Numerous mass meetings and county conventions announced “that the Union can never be restored by force of arms,” protested the conversion of the war into an abolition crusade, challenged the impending conscription legislation as unconstitutional, and called for a cease-fire. Many of these meetings favored summoning a national convention, to be held at Louisville on the first Tuesday in April, in order “to obtain an armistice and cessation of hostilities.” So strong was antiwar sentiment that the
Times
of London believed that Lincoln’s Emancipation Proclamation had “proved a solvent which has loosened the federal bond in the North itself” and predicted the imminent secession of the Western states from what remained of the Union.

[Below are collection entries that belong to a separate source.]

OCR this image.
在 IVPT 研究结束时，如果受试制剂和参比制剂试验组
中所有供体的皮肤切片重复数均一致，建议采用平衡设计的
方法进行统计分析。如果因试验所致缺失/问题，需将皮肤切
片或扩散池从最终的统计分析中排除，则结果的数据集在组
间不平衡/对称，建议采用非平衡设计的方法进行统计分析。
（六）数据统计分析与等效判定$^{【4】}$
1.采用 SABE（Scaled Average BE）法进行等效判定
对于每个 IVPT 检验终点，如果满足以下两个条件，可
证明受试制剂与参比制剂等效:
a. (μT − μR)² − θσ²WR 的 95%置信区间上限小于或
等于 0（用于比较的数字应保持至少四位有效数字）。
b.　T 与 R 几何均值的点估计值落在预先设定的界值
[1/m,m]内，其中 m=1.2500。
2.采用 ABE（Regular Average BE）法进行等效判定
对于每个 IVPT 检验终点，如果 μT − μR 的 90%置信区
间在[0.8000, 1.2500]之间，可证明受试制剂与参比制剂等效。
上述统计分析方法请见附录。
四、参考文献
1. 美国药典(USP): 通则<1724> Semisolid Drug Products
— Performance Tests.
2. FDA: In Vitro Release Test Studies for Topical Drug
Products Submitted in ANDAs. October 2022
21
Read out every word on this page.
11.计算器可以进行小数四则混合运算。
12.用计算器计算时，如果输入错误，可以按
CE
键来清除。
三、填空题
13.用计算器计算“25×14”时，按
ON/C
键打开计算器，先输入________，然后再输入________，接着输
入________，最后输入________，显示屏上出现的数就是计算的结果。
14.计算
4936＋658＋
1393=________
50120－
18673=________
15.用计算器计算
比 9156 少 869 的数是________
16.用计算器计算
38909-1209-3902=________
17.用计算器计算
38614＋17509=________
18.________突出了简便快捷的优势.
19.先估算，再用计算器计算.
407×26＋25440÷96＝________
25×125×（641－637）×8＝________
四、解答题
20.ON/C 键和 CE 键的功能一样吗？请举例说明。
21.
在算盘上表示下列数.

Many Western Unionists shared that foreboding, and they passed along their fears to the President. John A. McClernand, a sturdy Illinois Democrat, warned the President of “the rising storm in the Middle and Northwestern States,” and predicted “not only a separation from the New England States but reunion of the Middle and Northwestern States with the revolted States.” Republicans were even more alarmed, finding “Treason... everywhere bold, defiant—and active,
with impunity!”
In Illinois the Democratic majority in the state legislature insisted that the Union could not be restored unless Lincoln withdrew the Emancipation Proclamation and urged him to declare an armistice; they also tried to appoint delegates to the Louisville peace convention, to block arbitrary arrests, and to prohibit the immigration of blacks into the state. Republican Governor Richard Yates felt obliged to prorogue the legislature, for the first time in history, and to rule without legislative authorization. Similarly in Indiana the Democrats who controlled the legislature threatened to take over control of the state’s military efforts; they were blocked only when the Republican members, bolting the chamber to prevent a quorum, brought about adjournment before any appropriations bills could be passed. For the next two years Republican Governor Oliver P. Morton governed the state without legislative authorization. Both governors attributed Democratic obduracy to secret, pro-Confederate organizations, especially the Knights of the Golden Circle, which were allegedly fomenting disloyalty throughout the West.

Lincoln credited these reports of discontents and conspiracies. Governor
Yates, whom he had known for many years, had his entire confidence, but he was not quite so ready to believe Morton, who, he said, was “at times ... the skeeredest man I know of.” When the governor urged him to meet him in Harrisburg, Pennsylvania, to confer on the crisis, Lincoln refused, because the absence of both the President of the United States and the Governor of Indiana from their respective capitals would be “misconstrued a thousand ways.” Nevertheless, he read attentively Morton’s long report, drafted by the reformer Robert Dale Owen, detailing the activities of secret peace societies in the West and revealing the Democratic plan to end the war, recognize the Confederacy, and organize a new nation with the New England states left out. All such news the President found exceedingly troubling. He never realized that most of the supposedly disloyal agitation in the West was less an expression of hostility to the Union or the war than to the Republican party. Deeply worried, he confided to Charles Sumner that he now feared “‘the fire in the rear’—meaning the Democracy especially at the North West—more than our military chances.”

Promptly his administration moved to support the loyal Republican regimes in the West and to stamp out disaffection and discontent. In January, Yates informed him that it was imperative to have four well-armed regiments stationed in Illinois in order to keep an eye on the legislature and disperse it if necessary, and the President promptly endorsed the proposal. When Morton, who was trying to govern in the absence of the state legislature, ran out of money, Stanton was able to find $250,000 for him in the budget of the Union War Department.